Corn Crops Will Be Decreased By 34% This Year USDA Projections Ohio

corn crops

The U.S. Department Of Agriculture (USDA) Just Announced Dismal News For Ohio Corn Farmers

This last year has been very difficult for farmers across the country. With natural disasters wrecking havoc on growing seasons, Ohio has been dramatically affected. On Saturday the USDA announced that they believe Ohio’s corn crops will see a 34% decrease from this time last year.

Cheryl Turner an expert in statistics with the USDA, made the announcement according to her research. Turner said that the current corn bushel count in Ohio is at 409 million bushels. Turner said that is the lowest amount of corn bushels in Ohio since 2008. Cheryl also says unfortunately these numbers should not come as a complete surprise to anyone. The excessive wet spring, filled by a mild drought in Ohio and other places, drastically impacted the growing season.

Entire swatches of the Northwest part of the state, left several acres unable to plant this season. The USDA says for the entire state of Ohio 1 in 7 acres remain unplanted. Turner, said that is the highest rate of unplanted acreage in the country.

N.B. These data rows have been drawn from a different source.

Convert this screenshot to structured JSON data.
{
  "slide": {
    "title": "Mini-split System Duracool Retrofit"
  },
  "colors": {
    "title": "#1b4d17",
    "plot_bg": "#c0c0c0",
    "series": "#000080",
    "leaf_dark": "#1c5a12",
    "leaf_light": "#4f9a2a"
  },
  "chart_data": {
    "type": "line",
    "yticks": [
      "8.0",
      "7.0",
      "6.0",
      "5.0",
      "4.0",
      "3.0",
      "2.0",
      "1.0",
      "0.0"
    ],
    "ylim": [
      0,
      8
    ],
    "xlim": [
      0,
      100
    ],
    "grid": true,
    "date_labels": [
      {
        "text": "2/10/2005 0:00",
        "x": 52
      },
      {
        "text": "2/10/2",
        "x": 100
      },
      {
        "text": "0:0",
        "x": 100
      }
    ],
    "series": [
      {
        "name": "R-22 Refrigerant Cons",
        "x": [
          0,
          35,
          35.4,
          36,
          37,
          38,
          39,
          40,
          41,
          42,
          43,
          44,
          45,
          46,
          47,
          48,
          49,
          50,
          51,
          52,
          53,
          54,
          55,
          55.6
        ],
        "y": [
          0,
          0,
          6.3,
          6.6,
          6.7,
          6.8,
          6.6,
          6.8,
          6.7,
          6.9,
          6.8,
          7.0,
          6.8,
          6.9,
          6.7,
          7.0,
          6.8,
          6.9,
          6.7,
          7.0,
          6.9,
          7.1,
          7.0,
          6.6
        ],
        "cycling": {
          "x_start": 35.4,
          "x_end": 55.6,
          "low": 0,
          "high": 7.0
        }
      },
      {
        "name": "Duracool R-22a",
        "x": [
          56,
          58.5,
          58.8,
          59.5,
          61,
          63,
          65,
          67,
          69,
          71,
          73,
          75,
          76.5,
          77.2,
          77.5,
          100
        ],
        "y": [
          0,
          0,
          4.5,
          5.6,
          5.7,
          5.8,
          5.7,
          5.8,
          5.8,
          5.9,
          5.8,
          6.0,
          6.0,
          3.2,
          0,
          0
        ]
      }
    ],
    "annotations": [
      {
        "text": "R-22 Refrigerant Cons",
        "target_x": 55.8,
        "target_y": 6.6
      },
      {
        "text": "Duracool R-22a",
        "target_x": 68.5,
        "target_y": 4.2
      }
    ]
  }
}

About 2/3 Of The Crops In Ohio Are In Very Poor, Poor Or Fair Condition

Some farmers tried to get in ahead of the curve and plant early, but still fell short of projected planted acres. Ohio farmers have been pleading with state lawmakers to get them help to see them through this year, into the next. Several counties in Ohio were declared disaster areas over the summer.

Ohio farmers are hoping they can get some federal aid money to help with losses. The governor declared 40 counties as disasters areas due to the unprecedented heavy rains. The USDA has to officially declare the counties as disaster areas in order for farmers to get emergency money.

The agency that oversees the emergency loans is the ‘Farm Service Agency.’ They can’t act until the areas or counties have been officially declared disaster areas. In addition to the Northwest part of the state the Central part and the Southeastern part have also been affected by the flooding.

In Addition To Corn Crops Being Drastically Decreased. Soybeans Are Also Much Lower This Year

Experts say that the year 2019 will go down in history as the most challenging year for farmers in the United States. Some Ohio farmers have spent their summer assessing the damage to the soil on their farms and how they can recover.

Millions of acres of corn, soybeans and other crops have been unable to be planted in the corn belt. Joe Nester, a certified crop adviser from Williams County, Ohio, has worked in the agriculture field for more than 42 years. Nester said ‘he’s never seen anything like the past year in more than four decades’. He said farmers went into the season with ground already saturated with water.

Nester says that even crops that were able to be planted, will have much lower yields than expected. Furthermore, Joe said in the past it was only ‘pockets’ of areas that couldn’t be planted. ‘Now it’s whole areas, and entire farms’.